Tidying Up to Stay Up
In spite of #5 above, I've been taking maximum advantage of my current interest in not defaulting to sitting time every chance I get by listening to the audiobook of Unstuff Your Life, by Andrew Mellen.

This is one audiobook I would never, ever recommend to knit by, because Andrew keeps making you go and do things.  On the other hand, I listened to the chapter on decluttering the kitchen while I decluttered my kitchen, and having him talk away at me made me feel like I really did have to stay there and get the job done.  Now I have a slicker kitchen and, for that day anyway, I got in some serious Not Sitting time.

I am not mentioning this to brag about my newly tidy kitchen (even though it's awesome!) but because the book is so perfect for crafty people.

One phrase you hear Andrew repeat frequently is 'Like with Like'.  Well, I don't know about you, but I have gear for a lot of different crafts, and they are stored in pockets all over the house where I happened to have space at the time I put them away.  I try to keep this logical: for example, I only use beads when I knit, so all the beads are in the the yarn cupboard... along with the beaded appliques I would use for sewing if I ever remembered I had them. 

Not storing Like with Like is the biggest problem in my house, and now that I'm focused on it, I am astonished what a difference it makes.

Happiest example:

My fabric is mostly stealing space in a clothes closet near the desk where I have to keep my sewing machine, but I can't keep all of it there because that same closet is also home to clothes, emergency gifts, coins to roll, spare pillows, and other odds and ends that were convenient to throw in there.  By shifting some of those things to be with their personal Likes, I made a big enough gap to put in all the rest of the fabric, which was sitting in a bag on the floor of my storage room, blocking access to a craft shelf I set up there in an earlier burst of organizational enthusiasm.  And when I could finally reach the craft shelf, guess what I found?

Heart-shaped paperclips and Valentine stencils.  In advance of an upcoming Valentine's Day.

Ha!  Take that, clutter.

And best of all - doing all that?  I didn't sit down.

Okay, I'm off to do some more not sitting down, with a view to some serious knitfestings later.  Have a great day, and take care of yourself!


Leslie said...

Funny about the printer thing...I got rid of the printer at my desk so I would force myself to walk down our (longish) hall when I print things. We have a new secretary who brings things to us when we print them out...defeats the purpose and even though I've told her so, she still brings them down. Ah well.

Marianne said...

I just found out yesterday that I evidently have had 2 heart attacks!! Though I am not a "sitter" I have recently retired and do find that I spend way too much time on the computer.
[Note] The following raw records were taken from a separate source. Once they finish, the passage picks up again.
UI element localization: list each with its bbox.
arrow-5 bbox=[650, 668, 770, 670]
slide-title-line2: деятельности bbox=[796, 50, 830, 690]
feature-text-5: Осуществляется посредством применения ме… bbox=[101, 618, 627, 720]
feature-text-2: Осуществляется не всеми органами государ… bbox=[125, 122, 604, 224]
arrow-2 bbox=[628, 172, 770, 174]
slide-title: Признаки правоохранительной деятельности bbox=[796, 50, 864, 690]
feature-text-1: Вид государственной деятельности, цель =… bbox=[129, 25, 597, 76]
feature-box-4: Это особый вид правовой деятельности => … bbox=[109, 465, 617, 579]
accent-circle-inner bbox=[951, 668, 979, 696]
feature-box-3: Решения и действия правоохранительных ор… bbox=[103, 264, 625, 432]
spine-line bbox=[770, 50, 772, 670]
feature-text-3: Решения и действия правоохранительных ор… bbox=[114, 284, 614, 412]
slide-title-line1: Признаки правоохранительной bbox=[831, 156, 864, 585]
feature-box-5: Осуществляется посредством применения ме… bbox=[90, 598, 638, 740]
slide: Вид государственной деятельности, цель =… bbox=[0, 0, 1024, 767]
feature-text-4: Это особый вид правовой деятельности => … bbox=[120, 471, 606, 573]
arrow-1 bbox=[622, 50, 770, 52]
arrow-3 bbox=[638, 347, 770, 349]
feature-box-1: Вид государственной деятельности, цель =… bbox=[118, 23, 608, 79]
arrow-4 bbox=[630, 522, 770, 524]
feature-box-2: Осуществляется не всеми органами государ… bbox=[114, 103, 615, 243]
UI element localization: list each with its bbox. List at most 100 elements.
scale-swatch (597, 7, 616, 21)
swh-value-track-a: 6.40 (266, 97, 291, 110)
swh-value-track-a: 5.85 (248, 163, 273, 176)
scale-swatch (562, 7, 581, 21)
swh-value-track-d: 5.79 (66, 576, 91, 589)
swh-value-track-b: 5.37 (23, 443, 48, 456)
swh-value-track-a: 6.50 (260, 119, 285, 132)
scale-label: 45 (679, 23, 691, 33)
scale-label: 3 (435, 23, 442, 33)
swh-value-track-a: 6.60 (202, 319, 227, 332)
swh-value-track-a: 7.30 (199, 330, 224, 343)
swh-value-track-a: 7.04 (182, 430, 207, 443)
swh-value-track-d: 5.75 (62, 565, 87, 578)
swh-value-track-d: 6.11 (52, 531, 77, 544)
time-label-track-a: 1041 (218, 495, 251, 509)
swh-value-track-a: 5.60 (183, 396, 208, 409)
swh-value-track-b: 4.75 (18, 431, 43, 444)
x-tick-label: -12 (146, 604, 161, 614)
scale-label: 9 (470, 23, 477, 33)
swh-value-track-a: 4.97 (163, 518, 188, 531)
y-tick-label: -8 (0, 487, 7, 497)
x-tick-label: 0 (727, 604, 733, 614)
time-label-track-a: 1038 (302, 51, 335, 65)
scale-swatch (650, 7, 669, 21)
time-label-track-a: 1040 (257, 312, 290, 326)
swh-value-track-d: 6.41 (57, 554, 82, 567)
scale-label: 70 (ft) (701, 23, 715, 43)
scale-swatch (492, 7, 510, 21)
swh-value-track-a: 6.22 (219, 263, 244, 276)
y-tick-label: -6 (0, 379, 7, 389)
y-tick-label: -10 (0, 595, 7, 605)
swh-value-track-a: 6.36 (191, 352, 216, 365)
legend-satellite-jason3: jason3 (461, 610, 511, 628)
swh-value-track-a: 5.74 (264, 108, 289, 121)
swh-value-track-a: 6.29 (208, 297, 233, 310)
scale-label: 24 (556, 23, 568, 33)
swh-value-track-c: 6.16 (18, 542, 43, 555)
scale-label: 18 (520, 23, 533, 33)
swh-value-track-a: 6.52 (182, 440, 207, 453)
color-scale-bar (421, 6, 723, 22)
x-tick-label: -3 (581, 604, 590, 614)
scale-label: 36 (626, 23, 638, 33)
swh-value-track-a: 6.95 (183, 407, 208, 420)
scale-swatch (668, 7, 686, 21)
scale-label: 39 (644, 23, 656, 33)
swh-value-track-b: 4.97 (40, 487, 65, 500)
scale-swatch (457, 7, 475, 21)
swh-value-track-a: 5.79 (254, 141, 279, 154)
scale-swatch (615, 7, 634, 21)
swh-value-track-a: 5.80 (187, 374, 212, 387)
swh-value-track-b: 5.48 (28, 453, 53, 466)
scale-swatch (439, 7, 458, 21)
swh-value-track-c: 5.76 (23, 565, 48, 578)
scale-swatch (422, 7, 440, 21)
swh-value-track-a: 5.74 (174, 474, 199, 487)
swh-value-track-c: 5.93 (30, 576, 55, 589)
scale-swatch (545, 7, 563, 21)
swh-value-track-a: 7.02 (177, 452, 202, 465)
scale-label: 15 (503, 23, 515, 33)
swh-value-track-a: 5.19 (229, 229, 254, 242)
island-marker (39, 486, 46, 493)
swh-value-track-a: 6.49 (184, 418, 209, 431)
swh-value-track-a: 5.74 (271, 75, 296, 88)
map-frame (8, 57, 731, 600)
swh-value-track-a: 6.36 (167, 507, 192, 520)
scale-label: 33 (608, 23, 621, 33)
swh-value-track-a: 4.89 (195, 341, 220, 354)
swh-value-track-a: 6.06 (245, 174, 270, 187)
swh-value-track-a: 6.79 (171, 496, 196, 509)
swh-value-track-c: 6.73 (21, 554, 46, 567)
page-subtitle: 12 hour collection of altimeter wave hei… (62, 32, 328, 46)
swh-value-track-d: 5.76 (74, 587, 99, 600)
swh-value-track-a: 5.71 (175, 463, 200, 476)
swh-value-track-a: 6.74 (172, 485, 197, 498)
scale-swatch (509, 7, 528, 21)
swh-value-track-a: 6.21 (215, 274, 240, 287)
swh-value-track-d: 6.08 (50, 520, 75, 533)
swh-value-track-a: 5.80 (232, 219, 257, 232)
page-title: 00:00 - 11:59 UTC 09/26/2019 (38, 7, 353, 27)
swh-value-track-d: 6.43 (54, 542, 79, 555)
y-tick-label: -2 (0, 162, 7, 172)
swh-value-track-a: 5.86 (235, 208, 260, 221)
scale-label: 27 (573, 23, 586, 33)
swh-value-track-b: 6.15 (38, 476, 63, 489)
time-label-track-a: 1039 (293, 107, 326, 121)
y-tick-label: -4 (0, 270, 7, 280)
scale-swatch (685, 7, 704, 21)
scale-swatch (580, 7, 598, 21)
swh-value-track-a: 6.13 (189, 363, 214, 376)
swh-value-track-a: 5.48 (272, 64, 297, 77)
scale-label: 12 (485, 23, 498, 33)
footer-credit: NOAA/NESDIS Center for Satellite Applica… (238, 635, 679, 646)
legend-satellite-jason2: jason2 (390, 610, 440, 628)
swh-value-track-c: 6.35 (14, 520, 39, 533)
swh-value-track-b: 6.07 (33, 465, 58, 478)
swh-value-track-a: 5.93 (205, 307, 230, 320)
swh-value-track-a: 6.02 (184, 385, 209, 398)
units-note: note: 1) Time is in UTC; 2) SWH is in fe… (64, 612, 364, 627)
I have set up a game system in my room that I can use to do many types of exercise programs, even tennis and bowling. I guess yesterday was a major wake up call, I had thought I was in good health other than a blood disease and arthritis. I am going to show this video to my roommate, she really needs to see this!!!
Thank you!!! You do so inspire me, seem to know exactly when I need a push to get going, LOL.

Mary Keenan said...

Omigosh Marianne, what a scare!! It's scary how invisible a heart attack can be - but now that you know you can be on guard and minimize the risks. Thank goodness you found out!